For the last few months, I've been interested in community building, by which I mean a creative, professional community related to writing. You will recall, I am sure, that what got me started on this was the Crafting a Public Identity Workshop I attended in September. Artist Sharon Butler discussed her commitment to becoming part of an arts community that was apart from her own art career. The experience of being part of the community was valuable in and of itself, but it also ended up helping her professionally.
Butler talked about how the Internet and social media helped with her community building. She was talking primarily about her blog, Two Coats of Paint. This blog can be found plenty of places on-line, but the "reviews, commentary, news, and background information about painting and related subjects" that Butler says Two Coats of Paint is about, seem to all be generated at the blog. The blog is the center of her creative community building.
So I've been working on building a writers' community here at Original Content. I got started with The Connecticut Children's Lit Calendar, which is all about building professional community here in this state. The various weekend reading roundups (which I should provide with a consistent name) are about rebuilding the on-line community I was part of years ago. My portion of the Next Big Thing Author Meme, which I'm still pulling together, is about writers helping writers and building professional community in that way.

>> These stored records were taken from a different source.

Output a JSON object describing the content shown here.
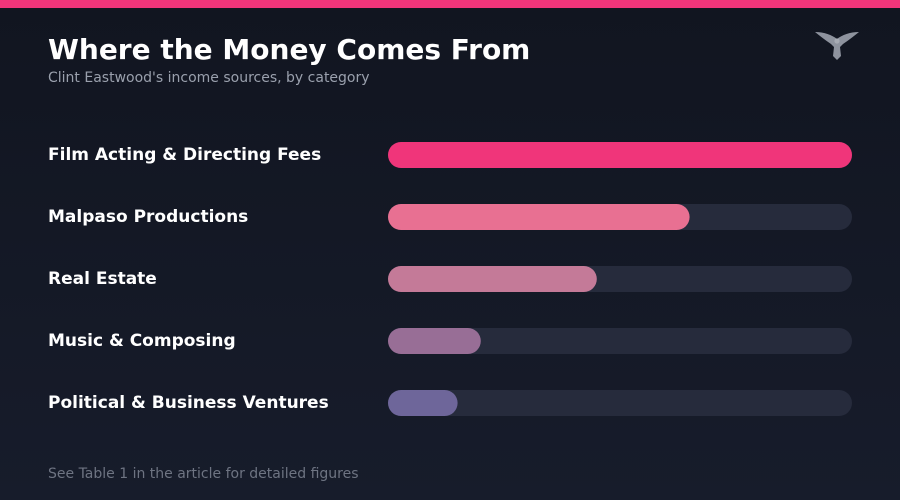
{
  "colors": {
    "accent": "#f0357a",
    "track": "#262b3c",
    "background": "#141824"
  },
  "header": {
    "title": "Where the Money Comes From",
    "subtitle": "Clint Eastwood's income sources, by category",
    "logo_icon": "eagle-icon"
  },
  "chart_data": {
    "type": "bar",
    "orientation": "horizontal",
    "categories": [
      "Film Acting & Directing Fees",
      "Malpaso Productions",
      "Real Estate",
      "Music & Composing",
      "Political & Business Ventures"
    ],
    "values": [
      100,
      65,
      45,
      20,
      15
    ],
    "bar_colors": [
      "#f0357a",
      "#e87092",
      "#c47a98",
      "#986e96",
      "#6e669a"
    ],
    "xlim": [
      0,
      100
    ],
    "grid": false
  },
  "footer": {
    "note": "See Table 1 in the article for detailed figures"
  }
}
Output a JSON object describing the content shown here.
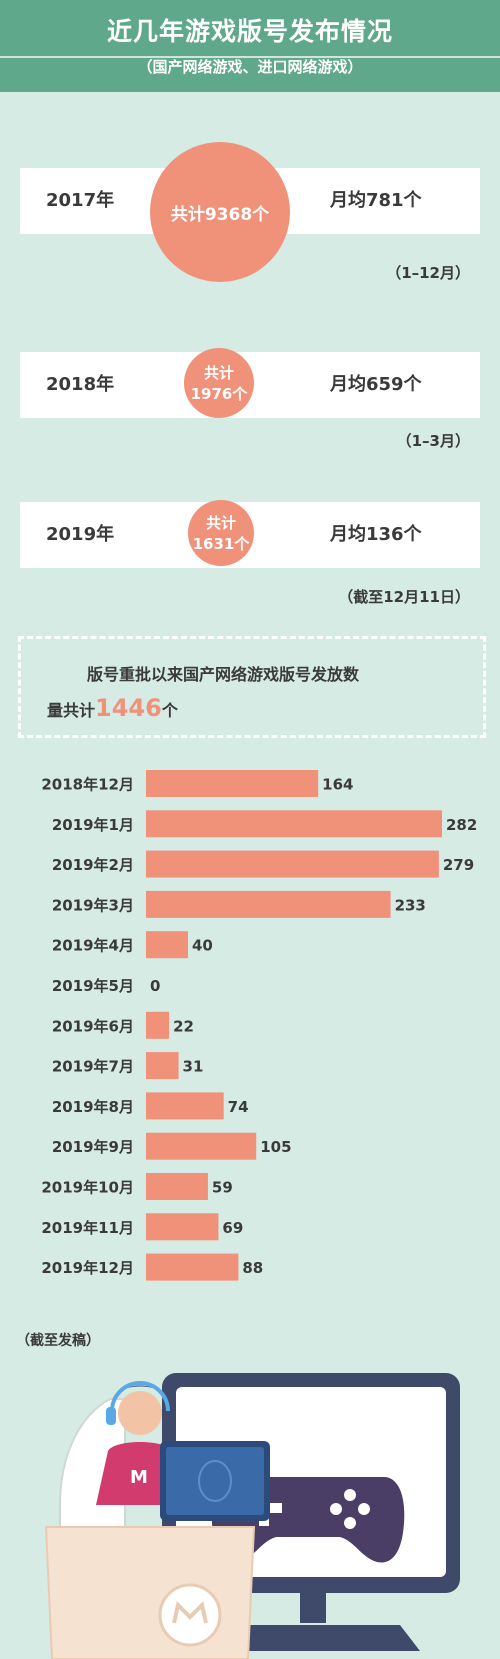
{
  "header": {
    "title": "近几年游戏版号发布情况",
    "subtitle": "（国产网络游戏、进口网络游戏）"
  },
  "years": [
    {
      "year": "2017年",
      "total_label": "共计9368个",
      "avg": "月均781个",
      "period": "（1–12月）"
    },
    {
      "year": "2018年",
      "total_label1": "共计",
      "total_label2": "1976个",
      "avg": "月均659个",
      "period": "（1–3月）"
    },
    {
      "year": "2019年",
      "total_label1": "共计",
      "total_label2": "1631个",
      "avg": "月均136个",
      "period": "（截至12月11日）"
    }
  ],
  "summary": {
    "line1": "版号重批以来国产网络游戏版号发放数",
    "line2_prefix": "量共计",
    "count": "1446",
    "line2_suffix": "个"
  },
  "chart_data": {
    "type": "bar",
    "orientation": "horizontal",
    "categories": [
      "2018年12月",
      "2019年1月",
      "2019年2月",
      "2019年3月",
      "2019年4月",
      "2019年5月",
      "2019年6月",
      "2019年7月",
      "2019年8月",
      "2019年9月",
      "2019年10月",
      "2019年11月",
      "2019年12月"
    ],
    "values": [
      164,
      282,
      279,
      233,
      40,
      0,
      22,
      31,
      74,
      105,
      59,
      69,
      88
    ],
    "xlim": [
      0,
      282
    ],
    "bar_color": "#f0917a"
  },
  "footnote": "（截至发稿）",
  "colors": {
    "header": "#5fa88b",
    "background": "#d6ebe4",
    "accent": "#f0917a"
  }
}
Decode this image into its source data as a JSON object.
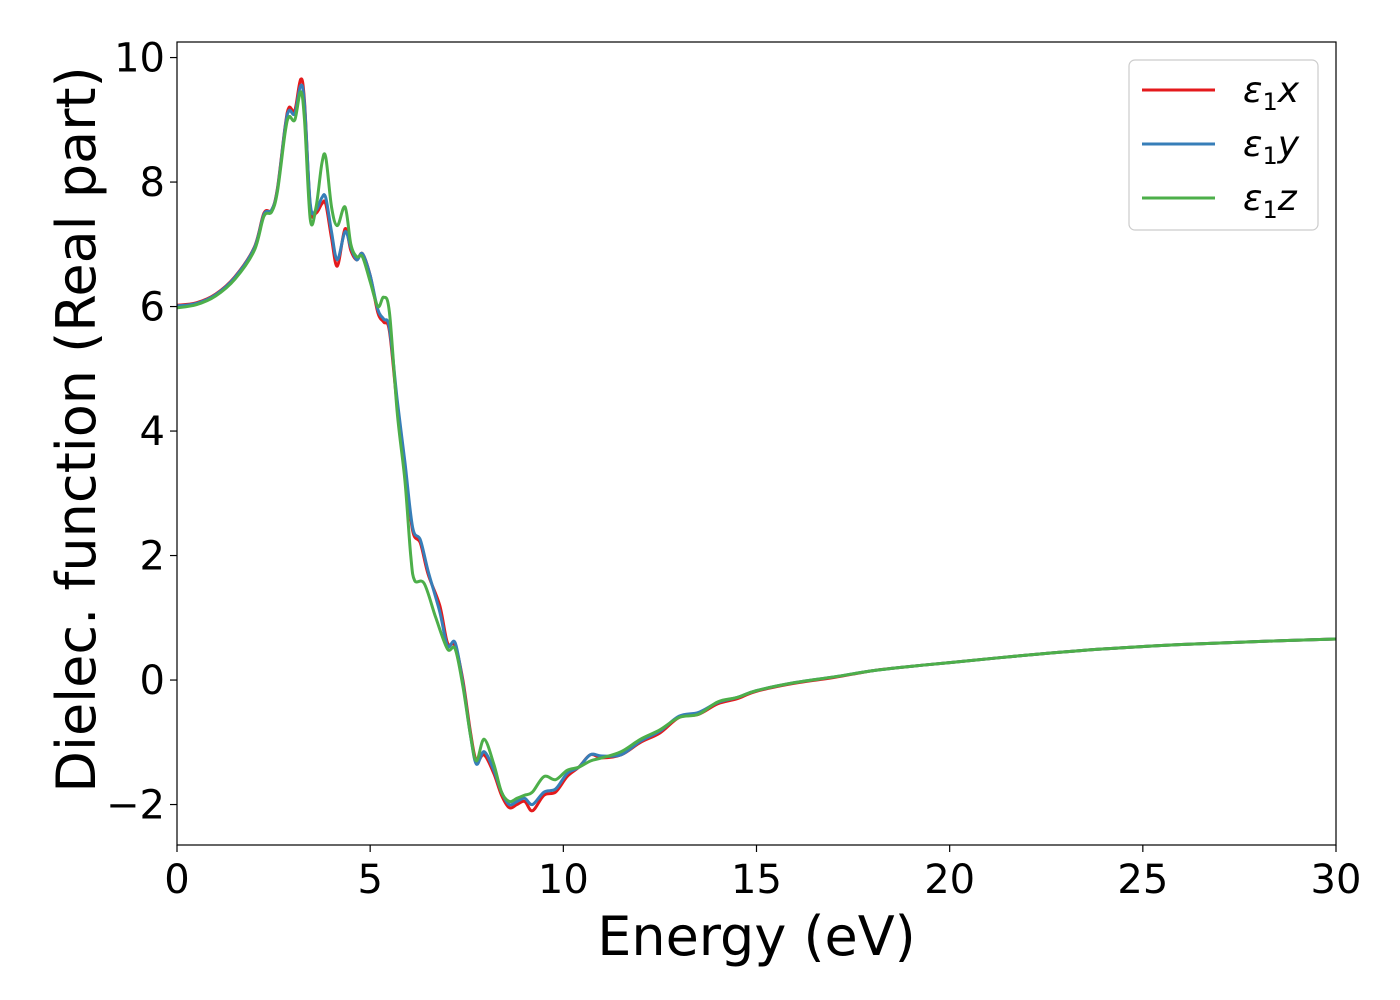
{
  "chart_data": {
    "type": "line",
    "xlabel": "Energy (eV)",
    "ylabel": "Dielec. function (Real part)",
    "xlim": [
      0,
      30
    ],
    "ylim": [
      -2.65,
      10.25
    ],
    "xticks": [
      "0",
      "5",
      "10",
      "15",
      "20",
      "25",
      "30"
    ],
    "yticks": [
      "−2",
      "0",
      "2",
      "4",
      "6",
      "8",
      "10"
    ],
    "xtick_values": [
      0,
      5,
      10,
      15,
      20,
      25,
      30
    ],
    "ytick_values": [
      -2,
      0,
      2,
      4,
      6,
      8,
      10
    ],
    "grid": false,
    "legend_position": "top-right",
    "series": [
      {
        "name": "ε₁x",
        "legend_base": "ε",
        "legend_sub": "1",
        "legend_var": "x",
        "color": "#e41a1c",
        "points": [
          [
            0,
            6.02
          ],
          [
            0.5,
            6.06
          ],
          [
            1,
            6.2
          ],
          [
            1.5,
            6.48
          ],
          [
            2,
            6.95
          ],
          [
            2.25,
            7.5
          ],
          [
            2.45,
            7.55
          ],
          [
            2.6,
            7.9
          ],
          [
            2.8,
            8.9
          ],
          [
            2.9,
            9.2
          ],
          [
            3.05,
            9.15
          ],
          [
            3.2,
            9.65
          ],
          [
            3.3,
            9.3
          ],
          [
            3.45,
            7.6
          ],
          [
            3.6,
            7.5
          ],
          [
            3.75,
            7.65
          ],
          [
            3.85,
            7.65
          ],
          [
            4.0,
            7.1
          ],
          [
            4.15,
            6.65
          ],
          [
            4.35,
            7.25
          ],
          [
            4.5,
            6.9
          ],
          [
            4.65,
            6.75
          ],
          [
            4.8,
            6.85
          ],
          [
            5.0,
            6.5
          ],
          [
            5.2,
            5.9
          ],
          [
            5.35,
            5.75
          ],
          [
            5.5,
            5.6
          ],
          [
            5.7,
            4.4
          ],
          [
            5.9,
            3.4
          ],
          [
            6.1,
            2.4
          ],
          [
            6.3,
            2.2
          ],
          [
            6.5,
            1.7
          ],
          [
            6.8,
            1.2
          ],
          [
            7.0,
            0.6
          ],
          [
            7.2,
            0.55
          ],
          [
            7.4,
            0.0
          ],
          [
            7.6,
            -0.85
          ],
          [
            7.75,
            -1.3
          ],
          [
            7.95,
            -1.2
          ],
          [
            8.2,
            -1.5
          ],
          [
            8.4,
            -1.85
          ],
          [
            8.6,
            -2.05
          ],
          [
            8.8,
            -2.0
          ],
          [
            9.0,
            -1.95
          ],
          [
            9.2,
            -2.1
          ],
          [
            9.5,
            -1.85
          ],
          [
            9.8,
            -1.8
          ],
          [
            10.1,
            -1.55
          ],
          [
            10.4,
            -1.4
          ],
          [
            10.7,
            -1.2
          ],
          [
            11.0,
            -1.25
          ],
          [
            11.5,
            -1.2
          ],
          [
            12.0,
            -1.0
          ],
          [
            12.5,
            -0.85
          ],
          [
            13.0,
            -0.6
          ],
          [
            13.5,
            -0.55
          ],
          [
            14.0,
            -0.38
          ],
          [
            14.5,
            -0.3
          ],
          [
            15.0,
            -0.18
          ],
          [
            16.0,
            -0.05
          ],
          [
            17.0,
            0.04
          ],
          [
            18.0,
            0.15
          ],
          [
            19.0,
            0.22
          ],
          [
            20.0,
            0.28
          ],
          [
            22.0,
            0.4
          ],
          [
            24.0,
            0.5
          ],
          [
            26.0,
            0.57
          ],
          [
            28.0,
            0.62
          ],
          [
            30.0,
            0.66
          ]
        ]
      },
      {
        "name": "ε₁y",
        "legend_base": "ε",
        "legend_sub": "1",
        "legend_var": "y",
        "color": "#377eb8",
        "points": [
          [
            0,
            6.01
          ],
          [
            0.5,
            6.05
          ],
          [
            1,
            6.19
          ],
          [
            1.5,
            6.47
          ],
          [
            2,
            6.94
          ],
          [
            2.25,
            7.48
          ],
          [
            2.45,
            7.55
          ],
          [
            2.6,
            7.88
          ],
          [
            2.8,
            8.88
          ],
          [
            2.9,
            9.15
          ],
          [
            3.05,
            9.1
          ],
          [
            3.2,
            9.55
          ],
          [
            3.3,
            9.25
          ],
          [
            3.45,
            7.65
          ],
          [
            3.6,
            7.55
          ],
          [
            3.75,
            7.75
          ],
          [
            3.85,
            7.75
          ],
          [
            4.0,
            7.2
          ],
          [
            4.15,
            6.75
          ],
          [
            4.35,
            7.2
          ],
          [
            4.5,
            6.95
          ],
          [
            4.65,
            6.75
          ],
          [
            4.8,
            6.85
          ],
          [
            5.0,
            6.5
          ],
          [
            5.2,
            5.95
          ],
          [
            5.35,
            5.8
          ],
          [
            5.5,
            5.65
          ],
          [
            5.7,
            4.5
          ],
          [
            5.9,
            3.5
          ],
          [
            6.1,
            2.45
          ],
          [
            6.3,
            2.25
          ],
          [
            6.5,
            1.75
          ],
          [
            6.8,
            1.1
          ],
          [
            7.0,
            0.55
          ],
          [
            7.2,
            0.6
          ],
          [
            7.4,
            -0.05
          ],
          [
            7.6,
            -0.9
          ],
          [
            7.75,
            -1.35
          ],
          [
            7.95,
            -1.15
          ],
          [
            8.2,
            -1.45
          ],
          [
            8.4,
            -1.8
          ],
          [
            8.6,
            -2.0
          ],
          [
            8.8,
            -1.95
          ],
          [
            9.0,
            -1.9
          ],
          [
            9.2,
            -2.0
          ],
          [
            9.5,
            -1.8
          ],
          [
            9.8,
            -1.75
          ],
          [
            10.1,
            -1.5
          ],
          [
            10.4,
            -1.4
          ],
          [
            10.7,
            -1.2
          ],
          [
            11.0,
            -1.22
          ],
          [
            11.5,
            -1.2
          ],
          [
            12.0,
            -0.98
          ],
          [
            12.5,
            -0.82
          ],
          [
            13.0,
            -0.58
          ],
          [
            13.5,
            -0.52
          ],
          [
            14.0,
            -0.36
          ],
          [
            14.5,
            -0.28
          ],
          [
            15.0,
            -0.17
          ],
          [
            16.0,
            -0.04
          ],
          [
            17.0,
            0.05
          ],
          [
            18.0,
            0.15
          ],
          [
            19.0,
            0.22
          ],
          [
            20.0,
            0.28
          ],
          [
            22.0,
            0.4
          ],
          [
            24.0,
            0.5
          ],
          [
            26.0,
            0.57
          ],
          [
            28.0,
            0.62
          ],
          [
            30.0,
            0.66
          ]
        ]
      },
      {
        "name": "ε₁z",
        "legend_base": "ε",
        "legend_sub": "1",
        "legend_var": "z",
        "color": "#4daf4a",
        "points": [
          [
            0,
            5.98
          ],
          [
            0.5,
            6.03
          ],
          [
            1,
            6.17
          ],
          [
            1.5,
            6.44
          ],
          [
            2,
            6.9
          ],
          [
            2.25,
            7.45
          ],
          [
            2.45,
            7.52
          ],
          [
            2.6,
            7.85
          ],
          [
            2.8,
            8.8
          ],
          [
            2.9,
            9.05
          ],
          [
            3.05,
            9.0
          ],
          [
            3.2,
            9.45
          ],
          [
            3.3,
            9.0
          ],
          [
            3.45,
            7.4
          ],
          [
            3.6,
            7.6
          ],
          [
            3.75,
            8.3
          ],
          [
            3.85,
            8.4
          ],
          [
            4.0,
            7.6
          ],
          [
            4.15,
            7.3
          ],
          [
            4.35,
            7.6
          ],
          [
            4.5,
            7.0
          ],
          [
            4.65,
            6.8
          ],
          [
            4.8,
            6.8
          ],
          [
            5.0,
            6.4
          ],
          [
            5.2,
            6.0
          ],
          [
            5.35,
            6.15
          ],
          [
            5.5,
            5.9
          ],
          [
            5.7,
            4.3
          ],
          [
            5.9,
            3.2
          ],
          [
            6.05,
            2.0
          ],
          [
            6.15,
            1.6
          ],
          [
            6.4,
            1.55
          ],
          [
            6.7,
            1.0
          ],
          [
            7.0,
            0.5
          ],
          [
            7.2,
            0.5
          ],
          [
            7.4,
            -0.1
          ],
          [
            7.6,
            -0.9
          ],
          [
            7.75,
            -1.3
          ],
          [
            7.95,
            -0.95
          ],
          [
            8.2,
            -1.35
          ],
          [
            8.4,
            -1.8
          ],
          [
            8.6,
            -1.95
          ],
          [
            8.8,
            -1.9
          ],
          [
            9.0,
            -1.85
          ],
          [
            9.2,
            -1.8
          ],
          [
            9.5,
            -1.55
          ],
          [
            9.8,
            -1.6
          ],
          [
            10.1,
            -1.45
          ],
          [
            10.4,
            -1.4
          ],
          [
            10.7,
            -1.3
          ],
          [
            11.0,
            -1.25
          ],
          [
            11.5,
            -1.15
          ],
          [
            12.0,
            -0.95
          ],
          [
            12.5,
            -0.8
          ],
          [
            13.0,
            -0.6
          ],
          [
            13.5,
            -0.55
          ],
          [
            14.0,
            -0.35
          ],
          [
            14.5,
            -0.28
          ],
          [
            15.0,
            -0.17
          ],
          [
            16.0,
            -0.04
          ],
          [
            17.0,
            0.05
          ],
          [
            18.0,
            0.15
          ],
          [
            19.0,
            0.22
          ],
          [
            20.0,
            0.28
          ],
          [
            22.0,
            0.4
          ],
          [
            24.0,
            0.5
          ],
          [
            26.0,
            0.57
          ],
          [
            28.0,
            0.62
          ],
          [
            30.0,
            0.66
          ]
        ]
      }
    ]
  }
}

Here's the thing with community building--it is hugely time consuming. It takes a lot of time to do it, and it takes a long while for the work to pay off, either in terms of becoming part of a community or in terms of the community providing any kind of help for a career.
In my experience, community needs to be more than just joining Facebook or a few other "people pools." I don't see a lot of "professional" interaction at Facebook. Writers network their blog posts or make announcements regarding their work, but lots of that just drops with no response. There's not a lot of the "commentary, news, and background information" that Butler describes in the "About" section of her blog. Goodreads, my other social media spot, is primarily lists of books read by members. Not much discussion of those. Writers on Goodreads will often network the same blog posts they've put up everywhere else. Again, not that much reaction. So while joining places like that is easy and posting doesn't take much time (especially if you're not putting up much besides your blog posts), I don't see how anyone can get a real feeling of community there.
There also may not be a lot of interest in real community building among some types of professionals, writers in particular. Artists like Butler have a very public face. Their work has to be shown somehow in order for people to see it. Artists have to get the work out there somehow, have to click with the galleries and groups that show art. They have to meet with people. That is less of an issue with writers. Yes, we have to market, and we have to spend more and more time doing that. But because in publishing there's what I call the "opening weekend" model for new books, writers sort of binge market when a book comes out and then disappear.
A lot of what we do is hit and run. Marketing is hit and run. Submitting is hit and run. Getting a first draft done is hit and run. Community needs to be maintained regularly. We don't work at anything regularly.
I'm a bit obsessive and recognize that there are no short cuts for most things in life, so I'll continue working on community for... mmm...maybe another half year? But any kind of community I manage to create is going to have to be one that can be managed in a time efficient way.
I've already started working on next month's Connecticut Children's Lit Calendar.